Extraordinary Faith – A Study of Daniel
Daniel 1:1-6
Luke 21:9
Matthew 16:21
Matthew 24:6
Matthew 26:64
Jeremiah 22:3-9
You may be surprised to find out that in this book you will find
• The Lord Jesus Christ as the rock that will crush the earth’s kingdoms. (Daniel 2:34-35, 44-45)
• The Son of Man (Daniel 7:13-14)
• The coming Messiah who will be crucified (Daniel 9:25-26)
Professor of Mathematics and Philosophy at the University of Oxford, John Lennox in his book: Against the Flow! makes the statement:
“The story of Daniel and his friends is a clarion call to our generation to be courageous; not to lose our nerve and allow the expression of our faith to be diluted and squeezed out of the public space and thus rendered spineless and ineffective. Their story will also tell us that this objective is not likely to be achieved without cost.

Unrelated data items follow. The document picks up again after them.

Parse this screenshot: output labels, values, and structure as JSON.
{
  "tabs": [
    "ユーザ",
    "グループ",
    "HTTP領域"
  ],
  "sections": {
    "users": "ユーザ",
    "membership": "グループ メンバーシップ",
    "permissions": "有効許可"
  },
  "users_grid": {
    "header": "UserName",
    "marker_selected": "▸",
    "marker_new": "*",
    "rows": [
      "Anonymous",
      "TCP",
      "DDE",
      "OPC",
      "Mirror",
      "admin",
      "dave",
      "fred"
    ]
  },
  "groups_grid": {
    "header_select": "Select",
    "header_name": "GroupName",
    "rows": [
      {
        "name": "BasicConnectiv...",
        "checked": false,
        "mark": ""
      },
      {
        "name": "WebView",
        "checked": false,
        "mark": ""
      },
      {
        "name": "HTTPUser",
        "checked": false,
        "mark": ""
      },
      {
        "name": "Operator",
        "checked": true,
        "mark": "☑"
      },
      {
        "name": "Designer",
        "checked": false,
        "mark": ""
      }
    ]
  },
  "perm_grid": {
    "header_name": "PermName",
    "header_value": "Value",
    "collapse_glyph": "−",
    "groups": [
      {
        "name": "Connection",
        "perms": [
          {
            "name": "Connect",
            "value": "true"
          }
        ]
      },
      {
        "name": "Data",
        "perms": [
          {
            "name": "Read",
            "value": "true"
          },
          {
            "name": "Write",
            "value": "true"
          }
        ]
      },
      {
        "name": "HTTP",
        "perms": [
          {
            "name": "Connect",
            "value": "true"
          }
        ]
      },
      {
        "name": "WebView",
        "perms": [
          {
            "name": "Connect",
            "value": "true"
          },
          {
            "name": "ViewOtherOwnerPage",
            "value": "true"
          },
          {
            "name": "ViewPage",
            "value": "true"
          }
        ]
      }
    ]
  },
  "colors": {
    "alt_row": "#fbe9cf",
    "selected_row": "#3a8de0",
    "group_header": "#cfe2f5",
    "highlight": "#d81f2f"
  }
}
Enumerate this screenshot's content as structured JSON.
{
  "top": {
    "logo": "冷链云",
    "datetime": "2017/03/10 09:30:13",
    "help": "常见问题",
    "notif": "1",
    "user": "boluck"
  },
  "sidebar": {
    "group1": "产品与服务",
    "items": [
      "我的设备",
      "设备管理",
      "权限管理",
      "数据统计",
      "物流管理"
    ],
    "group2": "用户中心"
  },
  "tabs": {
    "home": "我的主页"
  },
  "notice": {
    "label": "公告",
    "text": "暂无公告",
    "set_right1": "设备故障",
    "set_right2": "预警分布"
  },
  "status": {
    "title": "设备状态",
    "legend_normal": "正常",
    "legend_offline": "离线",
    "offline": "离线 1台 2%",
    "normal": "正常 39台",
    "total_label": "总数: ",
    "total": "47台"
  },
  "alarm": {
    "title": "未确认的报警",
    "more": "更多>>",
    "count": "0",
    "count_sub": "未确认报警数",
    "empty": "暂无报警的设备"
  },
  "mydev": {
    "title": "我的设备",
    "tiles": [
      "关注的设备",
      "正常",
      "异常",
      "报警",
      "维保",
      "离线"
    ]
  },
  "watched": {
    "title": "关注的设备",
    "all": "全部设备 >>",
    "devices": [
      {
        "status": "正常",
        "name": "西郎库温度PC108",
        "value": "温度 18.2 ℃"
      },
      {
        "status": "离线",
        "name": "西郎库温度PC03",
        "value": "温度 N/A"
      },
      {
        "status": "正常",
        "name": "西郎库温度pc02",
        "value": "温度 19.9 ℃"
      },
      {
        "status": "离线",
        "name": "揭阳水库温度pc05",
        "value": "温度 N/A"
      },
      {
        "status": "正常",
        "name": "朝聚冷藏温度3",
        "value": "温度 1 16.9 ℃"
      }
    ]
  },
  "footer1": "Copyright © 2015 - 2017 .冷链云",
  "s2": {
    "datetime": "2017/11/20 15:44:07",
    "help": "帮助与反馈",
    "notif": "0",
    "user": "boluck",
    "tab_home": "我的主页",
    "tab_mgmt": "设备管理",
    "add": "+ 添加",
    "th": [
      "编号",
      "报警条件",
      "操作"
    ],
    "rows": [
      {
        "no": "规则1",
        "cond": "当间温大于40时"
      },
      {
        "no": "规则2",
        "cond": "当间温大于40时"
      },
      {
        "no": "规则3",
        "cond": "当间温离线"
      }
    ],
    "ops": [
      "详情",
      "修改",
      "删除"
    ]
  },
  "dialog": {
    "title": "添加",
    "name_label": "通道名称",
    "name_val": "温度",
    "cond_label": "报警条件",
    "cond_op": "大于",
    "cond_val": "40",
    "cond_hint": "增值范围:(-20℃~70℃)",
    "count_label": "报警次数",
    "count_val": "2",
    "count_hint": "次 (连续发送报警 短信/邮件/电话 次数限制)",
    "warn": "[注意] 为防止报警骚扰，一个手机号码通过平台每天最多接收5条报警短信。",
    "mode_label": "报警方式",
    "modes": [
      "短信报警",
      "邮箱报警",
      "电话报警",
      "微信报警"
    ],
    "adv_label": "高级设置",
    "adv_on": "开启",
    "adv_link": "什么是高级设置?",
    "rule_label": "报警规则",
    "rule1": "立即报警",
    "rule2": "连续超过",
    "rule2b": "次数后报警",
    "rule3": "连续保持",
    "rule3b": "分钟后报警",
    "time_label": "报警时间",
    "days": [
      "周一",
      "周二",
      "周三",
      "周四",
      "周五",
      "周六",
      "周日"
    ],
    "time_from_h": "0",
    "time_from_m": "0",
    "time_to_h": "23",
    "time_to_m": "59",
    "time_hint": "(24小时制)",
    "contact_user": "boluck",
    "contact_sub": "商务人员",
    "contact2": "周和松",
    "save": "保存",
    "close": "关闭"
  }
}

As political correctness stifles Christian witness, atheism seems to become more and more vocal in the public arena. Richard Dawkins in the GOD DELUSION, Sam Harris in his LETTER TO A CHRISTIAN NATION, Christopher Hitchens in GOD IS NOT GREAT, and Michael Onfray in ATHEIST MANIFESTO have been rallying the troops behind them by heralding the dangers of religion and the desirability of eliminating it. In order to do this, these so-called New Atheists harness the immense cultural power of science. At a conference at the Salk Institute of Biological Science in La Jolla, California, in November 1994, Nobel Laureate Steven Weinberg suggested ominously that the best contribution that scientists could make in this generation was to complete elimination of religion.”
Lennox goes on to say:
“If Daniel and his three friends were with us today, I have no doubt that they would be in the vanguard of the public debate, leading the counter-charge against the self-styled “four horsemen of the New Atheism” as Dawkins and his allies Dennett, Harris and Hitches call themselves.”
Os Guiness in his book titled: “A Free People’s Suicide” published 2012, writes:
“Nothing is more daring in the American experiment than the founders’ belief that the American republic could remain free forever. But how was this to be done, and are Americans doing it today?
The ultimate threat to the American republic will be Americans. The problem is not wolves at the door but termites in the floor.”
On page 29 under the sub-title: TOO MUCH OF A GOOD THING he writes:
“Another criticism from abroad is that American freedom is in danger of becoming too much of a good thing and that, as always, too much of a good thing is a bad thing.
Claims to rights and entitlements without duty are destroying the cultural soil in which all rights and freedom itself have to be nourished; unregulated free markets are destroying Americas social bonds; an excess of democracy is undermining the carefully crafted republic of the American founders; and an increasingly corrupt form of American freedom is causing a shift from constitutional liberalism to democratic illiberalism, and in the process damaging America itself.
In short, contrary to the founders – and in ways they do not realize themselves – Americans today are heedlessly pursuing a vision of freedom that is short-lived and suicidal.
Once again, freedom without virtue, leadership without character, business without trust, law without customs, education without meaning and medicine, science and technology without human considerations can end only in disaster.
When exported abroad, the same rampant American freedom often undermines the traditional ways of life in other countries through its licentiousness, permissiveness and passion to transgress.”